Complementary therapies in the United States considered mainstream elsewhere. Herbal medicine is an example of a therapy classified as complementary in the United States but regarded as mainstream practice elsewhere, in this case in Europe and Japan. Herbal preparations are defined as dietary supplements in the United States and can be purchased over the counter. The Dietary Supplement Health and Education Act (DSHEA), passed by Congress in 1994, gave the FDA authority to monitor the safety of herbal products once on the market and to recall or impound those found to be contaminated or otherwise unsafe. Manufacturers of these products, however, are not required to demonstrate their safety or effectiveness before marketing them.

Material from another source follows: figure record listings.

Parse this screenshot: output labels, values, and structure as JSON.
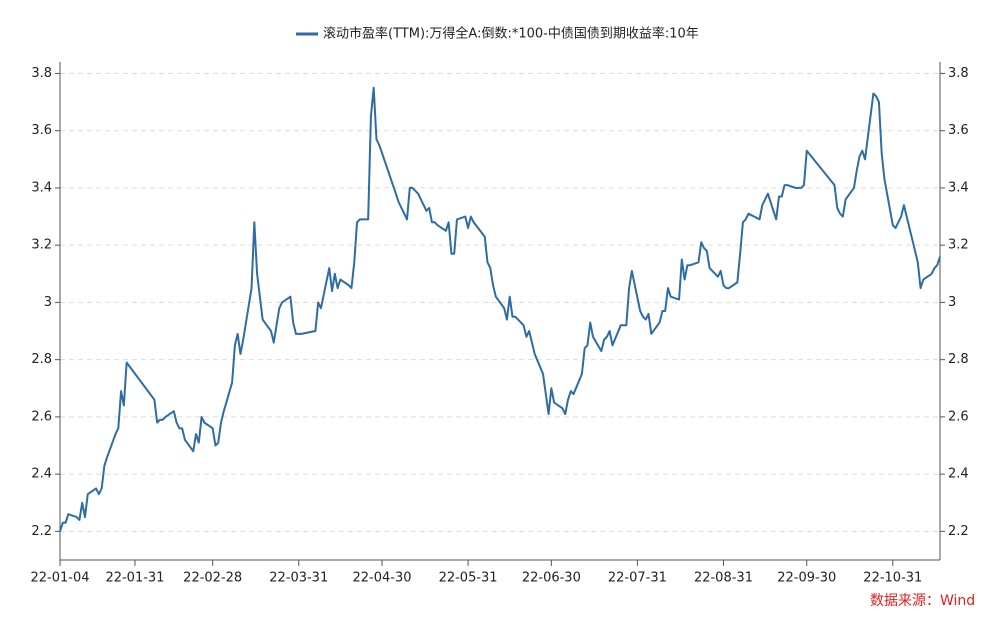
{
  "chart_data": {
    "type": "line",
    "series": [
      {
        "name": "滚动市盈率(TTM):万得全A:倒数:*100-中债国债到期收益率:10年",
        "color": "#2e6da4",
        "x": [
          "22-01-04",
          "22-01-05",
          "22-01-06",
          "22-01-07",
          "22-01-10",
          "22-01-11",
          "22-01-12",
          "22-01-13",
          "22-01-14",
          "22-01-17",
          "22-01-18",
          "22-01-19",
          "22-01-20",
          "22-01-21",
          "22-01-24",
          "22-01-25",
          "22-01-26",
          "22-01-27",
          "22-01-28",
          "22-02-07",
          "22-02-08",
          "22-02-09",
          "22-02-10",
          "22-02-11",
          "22-02-14",
          "22-02-15",
          "22-02-16",
          "22-02-17",
          "22-02-18",
          "22-02-21",
          "22-02-22",
          "22-02-23",
          "22-02-24",
          "22-02-25",
          "22-02-28",
          "22-03-01",
          "22-03-02",
          "22-03-03",
          "22-03-04",
          "22-03-07",
          "22-03-08",
          "22-03-09",
          "22-03-10",
          "22-03-11",
          "22-03-14",
          "22-03-15",
          "22-03-16",
          "22-03-17",
          "22-03-18",
          "22-03-21",
          "22-03-22",
          "22-03-23",
          "22-03-24",
          "22-03-25",
          "22-03-28",
          "22-03-29",
          "22-03-30",
          "22-03-31",
          "22-04-01",
          "22-04-06",
          "22-04-07",
          "22-04-08",
          "22-04-11",
          "22-04-12",
          "22-04-13",
          "22-04-14",
          "22-04-15",
          "22-04-18",
          "22-04-19",
          "22-04-20",
          "22-04-21",
          "22-04-22",
          "22-04-25",
          "22-04-26",
          "22-04-27",
          "22-04-28",
          "22-04-29",
          "22-05-05",
          "22-05-06",
          "22-05-09",
          "22-05-10",
          "22-05-11",
          "22-05-12",
          "22-05-13",
          "22-05-16",
          "22-05-17",
          "22-05-18",
          "22-05-19",
          "22-05-20",
          "22-05-23",
          "22-05-24",
          "22-05-25",
          "22-05-26",
          "22-05-27",
          "22-05-30",
          "22-05-31",
          "22-06-01",
          "22-06-02",
          "22-06-06",
          "22-06-07",
          "22-06-08",
          "22-06-09",
          "22-06-10",
          "22-06-13",
          "22-06-14",
          "22-06-15",
          "22-06-16",
          "22-06-17",
          "22-06-20",
          "22-06-21",
          "22-06-22",
          "22-06-23",
          "22-06-24",
          "22-06-27",
          "22-06-28",
          "22-06-29",
          "22-06-30",
          "22-07-01",
          "22-07-04",
          "22-07-05",
          "22-07-06",
          "22-07-07",
          "22-07-08",
          "22-07-11",
          "22-07-12",
          "22-07-13",
          "22-07-14",
          "22-07-15",
          "22-07-18",
          "22-07-19",
          "22-07-20",
          "22-07-21",
          "22-07-22",
          "22-07-25",
          "22-07-26",
          "22-07-27",
          "22-07-28",
          "22-07-29",
          "22-08-01",
          "22-08-02",
          "22-08-03",
          "22-08-04",
          "22-08-05",
          "22-08-08",
          "22-08-09",
          "22-08-10",
          "22-08-11",
          "22-08-12",
          "22-08-15",
          "22-08-16",
          "22-08-17",
          "22-08-18",
          "22-08-19",
          "22-08-22",
          "22-08-23",
          "22-08-24",
          "22-08-25",
          "22-08-26",
          "22-08-29",
          "22-08-30",
          "22-08-31",
          "22-09-01",
          "22-09-02",
          "22-09-05",
          "22-09-06",
          "22-09-07",
          "22-09-08",
          "22-09-09",
          "22-09-13",
          "22-09-14",
          "22-09-15",
          "22-09-16",
          "22-09-19",
          "22-09-20",
          "22-09-21",
          "22-09-22",
          "22-09-23",
          "22-09-26",
          "22-09-27",
          "22-09-28",
          "22-09-29",
          "22-09-30",
          "22-10-10",
          "22-10-11",
          "22-10-12",
          "22-10-13",
          "22-10-14",
          "22-10-17",
          "22-10-18",
          "22-10-19",
          "22-10-20",
          "22-10-21",
          "22-10-24",
          "22-10-25",
          "22-10-26",
          "22-10-27",
          "22-10-28",
          "22-10-31",
          "22-11-01",
          "22-11-02",
          "22-11-03",
          "22-11-04",
          "22-11-07",
          "22-11-08",
          "22-11-09",
          "22-11-10",
          "22-11-11",
          "22-11-14",
          "22-11-15",
          "22-11-16",
          "22-11-17"
        ],
        "values": [
          2.2,
          2.23,
          2.23,
          2.26,
          2.25,
          2.24,
          2.3,
          2.25,
          2.33,
          2.35,
          2.33,
          2.35,
          2.43,
          2.46,
          2.54,
          2.56,
          2.69,
          2.64,
          2.79,
          2.66,
          2.58,
          2.59,
          2.59,
          2.6,
          2.62,
          2.58,
          2.56,
          2.56,
          2.52,
          2.48,
          2.54,
          2.51,
          2.6,
          2.58,
          2.56,
          2.5,
          2.51,
          2.58,
          2.62,
          2.72,
          2.85,
          2.89,
          2.82,
          2.87,
          3.05,
          3.28,
          3.1,
          3.02,
          2.94,
          2.9,
          2.86,
          2.92,
          2.98,
          3.0,
          3.02,
          2.93,
          2.89,
          2.89,
          2.89,
          2.9,
          3.0,
          2.98,
          3.12,
          3.04,
          3.1,
          3.05,
          3.08,
          3.06,
          3.05,
          3.14,
          3.28,
          3.29,
          3.29,
          3.65,
          3.75,
          3.57,
          3.55,
          3.38,
          3.35,
          3.29,
          3.4,
          3.4,
          3.39,
          3.38,
          3.32,
          3.33,
          3.28,
          3.28,
          3.27,
          3.25,
          3.28,
          3.17,
          3.17,
          3.29,
          3.3,
          3.26,
          3.3,
          3.28,
          3.23,
          3.14,
          3.12,
          3.06,
          3.02,
          2.98,
          2.94,
          3.02,
          2.95,
          2.95,
          2.92,
          2.88,
          2.9,
          2.86,
          2.82,
          2.75,
          2.68,
          2.61,
          2.7,
          2.65,
          2.63,
          2.61,
          2.66,
          2.69,
          2.68,
          2.75,
          2.84,
          2.85,
          2.93,
          2.88,
          2.83,
          2.87,
          2.88,
          2.9,
          2.85,
          2.92,
          2.92,
          2.92,
          3.05,
          3.11,
          2.97,
          2.95,
          2.94,
          2.96,
          2.89,
          2.93,
          2.97,
          2.97,
          3.05,
          3.02,
          3.01,
          3.15,
          3.08,
          3.13,
          3.13,
          3.14,
          3.21,
          3.19,
          3.18,
          3.12,
          3.09,
          3.11,
          3.06,
          3.05,
          3.05,
          3.07,
          3.17,
          3.28,
          3.29,
          3.31,
          3.29,
          3.34,
          3.36,
          3.38,
          3.29,
          3.37,
          3.37,
          3.41,
          3.41,
          3.4,
          3.4,
          3.4,
          3.41,
          3.53,
          3.41,
          3.33,
          3.31,
          3.3,
          3.36,
          3.4,
          3.46,
          3.51,
          3.53,
          3.5,
          3.73,
          3.72,
          3.7,
          3.52,
          3.43,
          3.27,
          3.26,
          3.28,
          3.3,
          3.34,
          3.22,
          3.18,
          3.14,
          3.05,
          3.08,
          3.1,
          3.12,
          3.13,
          3.16
        ]
      }
    ],
    "xlim": [
      "22-01-04",
      "22-11-17"
    ],
    "xticks": [
      "22-01-04",
      "22-01-31",
      "22-02-28",
      "22-03-31",
      "22-04-30",
      "22-05-31",
      "22-06-30",
      "22-07-31",
      "22-08-31",
      "22-09-30",
      "22-10-31"
    ],
    "ylim": [
      2.1,
      3.84
    ],
    "yticks": [
      2.2,
      2.4,
      2.6,
      2.8,
      3,
      3.2,
      3.4,
      3.6,
      3.8
    ],
    "y2lim": [
      2.1,
      3.84
    ],
    "y2ticks": [
      2.2,
      2.4,
      2.6,
      2.8,
      3,
      3.2,
      3.4,
      3.6,
      3.8
    ],
    "grid": true,
    "legend": "top",
    "source": "数据来源：Wind"
  }
}
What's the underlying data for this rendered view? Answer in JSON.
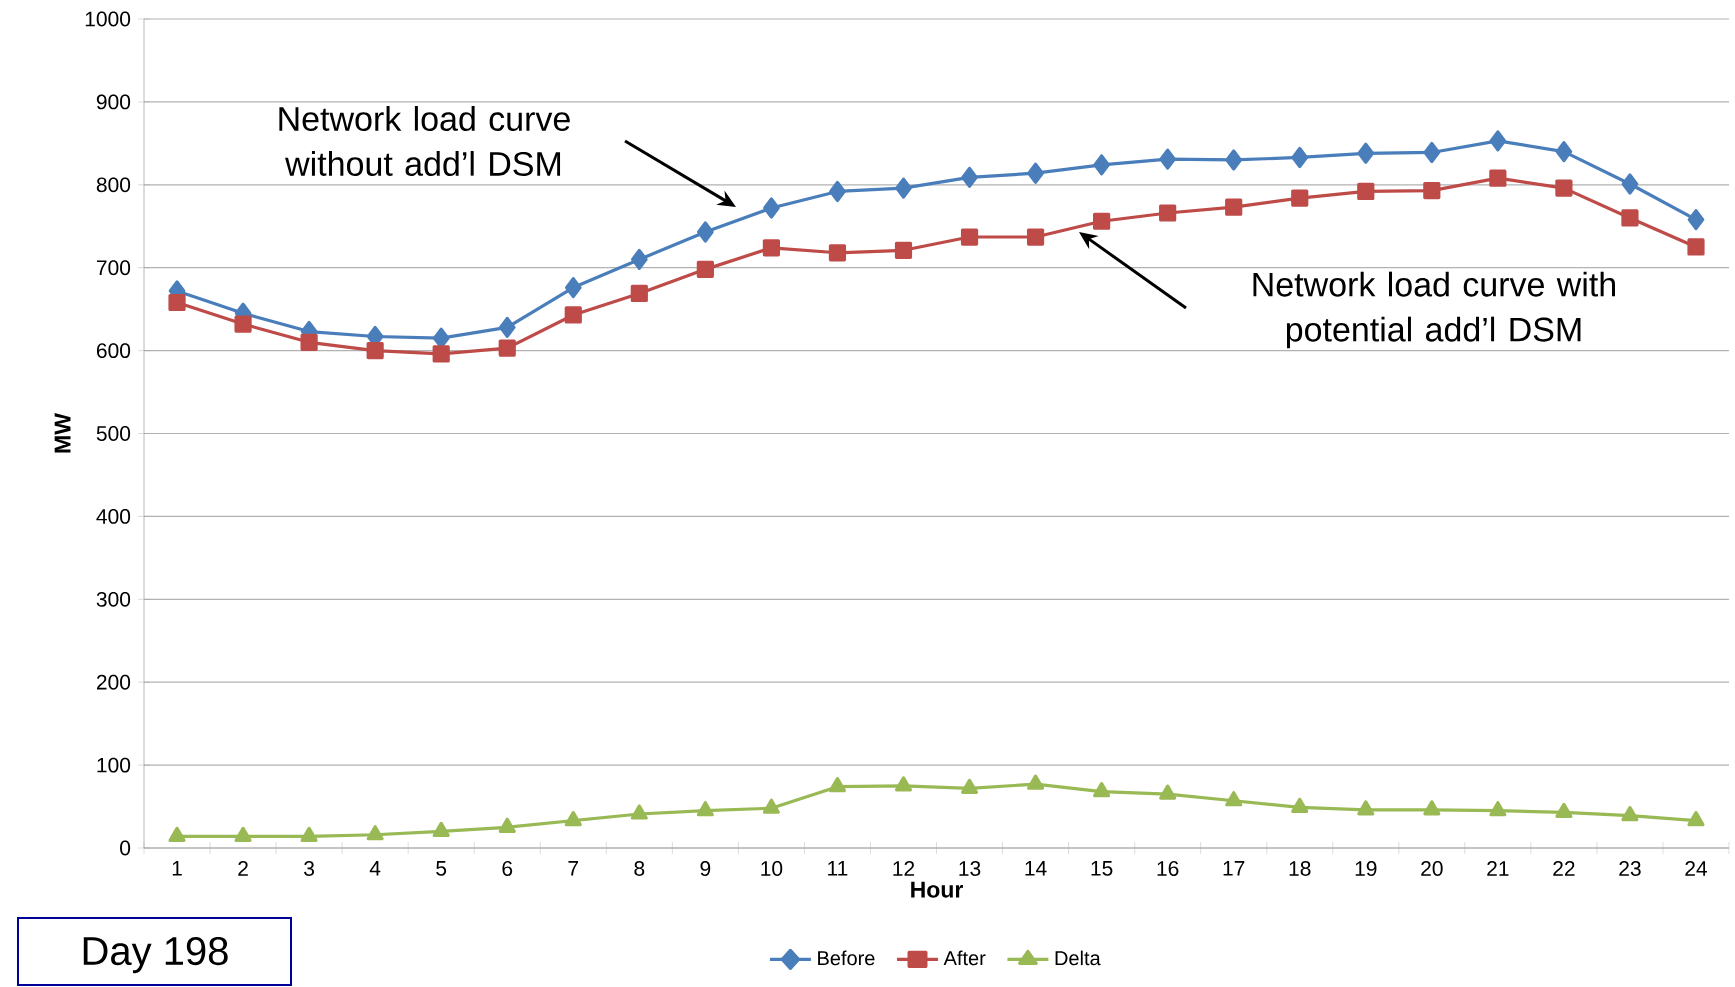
{
  "chart_data": {
    "type": "line",
    "xlabel": "Hour",
    "ylabel": "MW",
    "categories": [
      "1",
      "2",
      "3",
      "4",
      "5",
      "6",
      "7",
      "8",
      "9",
      "10",
      "11",
      "12",
      "13",
      "14",
      "15",
      "16",
      "17",
      "18",
      "19",
      "20",
      "21",
      "22",
      "23",
      "24"
    ],
    "series": [
      {
        "name": "Before",
        "color": "#4a7ebb",
        "marker": "diamond",
        "values": [
          672,
          645,
          623,
          617,
          615,
          628,
          676,
          710,
          743,
          772,
          792,
          796,
          809,
          814,
          824,
          831,
          830,
          833,
          838,
          839,
          853,
          840,
          801,
          758
        ]
      },
      {
        "name": "After",
        "color": "#be4b48",
        "marker": "square",
        "values": [
          658,
          632,
          610,
          600,
          596,
          603,
          643,
          669,
          698,
          724,
          718,
          721,
          737,
          737,
          756,
          766,
          773,
          784,
          792,
          793,
          808,
          796,
          760,
          725
        ]
      },
      {
        "name": "Delta",
        "color": "#98b954",
        "marker": "triangle",
        "values": [
          14,
          14,
          14,
          16,
          20,
          25,
          33,
          41,
          45,
          48,
          74,
          75,
          72,
          77,
          68,
          65,
          57,
          49,
          46,
          46,
          45,
          43,
          39,
          33
        ]
      }
    ],
    "ylim": [
      0,
      1000
    ],
    "yticks": [
      0,
      100,
      200,
      300,
      400,
      500,
      600,
      700,
      800,
      900,
      1000
    ],
    "grid": "y",
    "legend": "bottom",
    "line_style": "solid",
    "annotations": [
      "Network load curve without add’l DSM",
      "Network load curve with potential add’l DSM",
      "Day 198"
    ]
  }
}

In Germany and Japan, by contrast, herbal preparations are prescribed by licensed physicians. In 1978, Commission E, a regulatory agency of the German government composed of pharmacists, physicians, and botanists, was formed to evaluate the safety and efficacy of more than three hundred herbs. The sale of prescription herbal medicines has been rising rapidly in Germany since the 1990s, driven by consumer demands for natural alternatives to synthetic drugs. The Japanese equivalent is Kampo, a group of 148 traditional herbal formulae originally derived from Chinese medicine and approved by the Japanese Ministry of Health beginning in 1967. The manufacture of Kampo formulae is rigorously supervised by the government, and the medicines must be obtained by prescription from licensed physicians.

Given the increasing fluidity of the boundaries between complementary and conventional therapies, many observers (particularly Edzard Ernst, the world’s first professor of CM) are calling for an end to the classification of medicine as either mainstream or unconventional. Ernst stated in a 2008 interview, “There is no such thing as alternative medicine. There is either medicine that is effective or not, medicine that is safe or not.”